– Alors que la bise est repartie d’où elle était venue et que
gonfle à nouveau le grain à récolter, voici qu’un rêve en plein
jour me colle aux yeux : la cigale (encore elle) y tient le
premier rôle, et cette emprunteuse éconduite y danse sans
pudeur... sous une pluie d’écus ! Illusion certes, mais tenace !

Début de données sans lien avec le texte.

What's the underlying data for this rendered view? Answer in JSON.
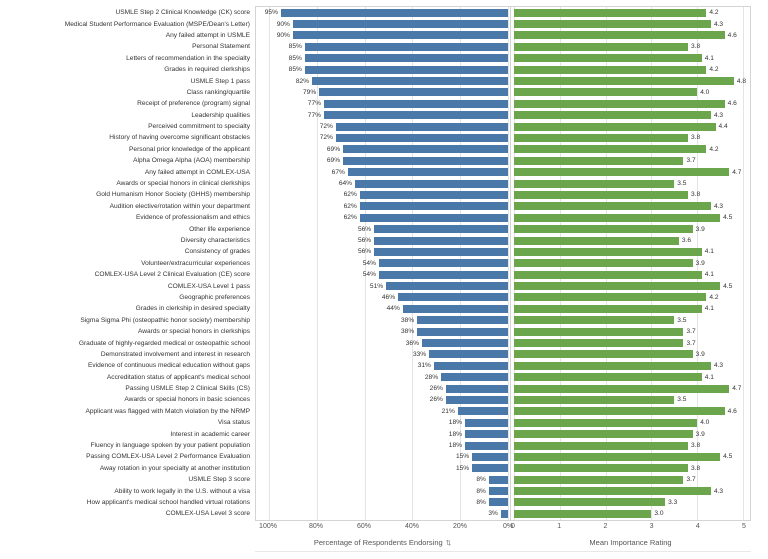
{
  "icons": {
    "sort": "⇅"
  },
  "chart_data": {
    "type": "bar",
    "variant": "diverging-horizontal",
    "title": "",
    "categories": [
      "USMLE Step 2 Clinical Knowledge (CK) score",
      "Medical Student Performance Evaluation (MSPE/Dean's Letter)",
      "Any failed attempt in USMLE",
      "Personal Statement",
      "Letters of recommendation in the specialty",
      "Grades in required clerkships",
      "USMLE Step 1 pass",
      "Class ranking/quartile",
      "Receipt of preference (program) signal",
      "Leadership qualities",
      "Perceived commitment to specialty",
      "History of having overcome significant obstacles",
      "Personal prior knowledge of the applicant",
      "Alpha Omega Alpha (AOA) membership",
      "Any failed attempt in COMLEX-USA",
      "Awards or special honors in clinical clerkships",
      "Gold Humanism Honor Society (GHHS) membership",
      "Audition elective/rotation within your department",
      "Evidence of professionalism and ethics",
      "Other life experience",
      "Diversity characteristics",
      "Consistency of grades",
      "Volunteer/extracurricular experiences",
      "COMLEX-USA Level 2 Clinical Evaluation (CE) score",
      "COMLEX-USA Level 1 pass",
      "Geographic preferences",
      "Grades in clerkship in desired specialty",
      "Sigma Sigma Phi (osteopathic honor society) membership",
      "Awards or special honors in clerkships",
      "Graduate of highly-regarded medical or osteopathic school",
      "Demonstrated involvement and interest in research",
      "Evidence of continuous medical education without gaps",
      "Accreditation status of applicant's medical school",
      "Passing USMLE Step 2 Clinical Skills (CS)",
      "Awards or special honors in basic sciences",
      "Applicant was flagged with Match violation by the NRMP",
      "Visa status",
      "Interest in academic career",
      "Fluency in language spoken by your patient population",
      "Passing COMLEX-USA Level 2 Performance Evaluation",
      "Away rotation in your specialty at another institution",
      "USMLE Step 3 score",
      "Ability to work legally in the U.S. without a visa",
      "How applicant's medical school handled virtual rotations",
      "COMLEX-USA Level 3 score"
    ],
    "series": [
      {
        "name": "Percentage of Respondents Endorsing",
        "unit": "%",
        "color": "#4a78a8",
        "values": [
          95,
          90,
          90,
          85,
          85,
          85,
          82,
          79,
          77,
          77,
          72,
          72,
          69,
          69,
          67,
          64,
          62,
          62,
          62,
          56,
          56,
          56,
          54,
          54,
          51,
          46,
          44,
          38,
          38,
          36,
          33,
          31,
          28,
          26,
          26,
          21,
          18,
          18,
          18,
          15,
          15,
          8,
          8,
          8,
          3
        ]
      },
      {
        "name": "Mean Importance Rating",
        "color": "#6ba64d",
        "values": [
          4.2,
          4.3,
          4.6,
          3.8,
          4.1,
          4.2,
          4.8,
          4.0,
          4.6,
          4.3,
          4.4,
          3.8,
          4.2,
          3.7,
          4.7,
          3.5,
          3.8,
          4.3,
          4.5,
          3.9,
          3.6,
          4.1,
          3.9,
          4.1,
          4.5,
          4.2,
          4.1,
          3.5,
          3.7,
          3.7,
          3.9,
          4.3,
          4.1,
          4.7,
          3.5,
          4.6,
          4.0,
          3.9,
          3.8,
          4.5,
          3.8,
          3.7,
          4.3,
          3.3,
          3.0
        ]
      }
    ],
    "left_axis": {
      "label": "Percentage of Respondents Endorsing",
      "ticks": [
        "100%",
        "80%",
        "60%",
        "40%",
        "20%",
        "0%"
      ],
      "min": 0,
      "max": 100,
      "direction": "reversed"
    },
    "right_axis": {
      "label": "Mean Importance Rating",
      "ticks": [
        "0",
        "1",
        "2",
        "3",
        "4",
        "5"
      ],
      "min": 0,
      "max": 5
    },
    "grid": true,
    "value_labels": true
  }
}
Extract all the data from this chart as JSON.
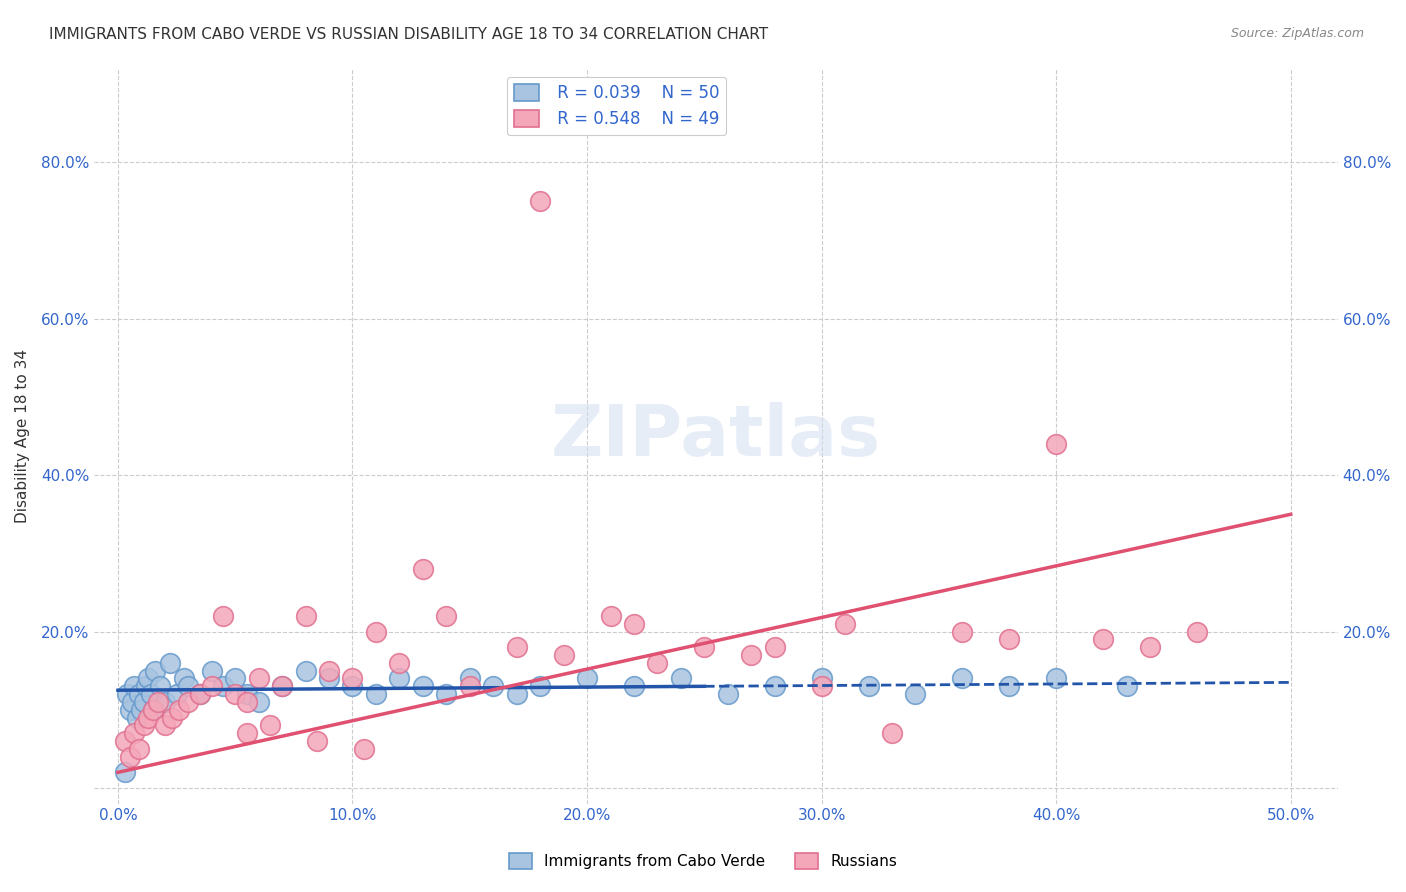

(qu’il convient de dissoudre au plus vite) et l’allant effacer
d’un revers de main, je me heurte à un corps... insoluble dans
l’air ! Vous vivante et respirant encore ! alors que la rumeur
vous avait mise en bière. Mais par quelle impudence avez-vous pu
tromper le sort, et de quel droit votre panse en revint pleine
alors que la famine était de garde, et d’où vint que le froid ne
plongea point ses crocs dans votre gorge nue ? (car à quoi bon
l’hiver s’il n’éradique à fond la vermine !) Et que fait la
morale ! oui, que ne s’insurge-t-elle ! et qu’attend son scribe
et amant, un certain La Fontaine, pour corriger ce scénario qui
la trahit au point qu’à ma vue vous reparaissez, et surtout
paraissez si peu maigre !
– Paresser... me tient lieu de repas, ne vous déplaise.
– Dieu ! votre voix aussi est de retour. Mais l’est-elle assez
pour me répondre enfin : comment, sans recours à mon grain,
avez-vous pu rester grasse ?
– Grâce au succès de notre fable. Eh oui ! depuis qu’elle a
paru, tout esthète en fonction m’invite au Fouquet’s. On
s’active même à monter un ballet, La Belle au bois dormant, rien
que pour m’en donner le rôle titre. Dormir cent ans, quel pied !
(Reste à savoir sur lequel danser.) Reste aussi un rôle à
pourvoir, de sorcière ! et, pas rancunière, je pense à vous pour
l’incarner, car elle enfourche, devinez quoi, un balai ! Alors,
troquez le vôtre... contre un qui vole (et fait tout seul le
ménage).
– Mais ce serait trahir l’auteur de mes paroles !
– Allons ! votre La Fontaine a déjà, outre son épouse, trompé la
morale pour embrasser ma cause, puisque au seuil du trépas il
fit graver en vers (voire en vermisseaux) qu’il s’en était allé
comme il était venu, ayant mangé le fonds avec le revenu et
partagé sa vie sur Terre entre dormir... et ne rien faire.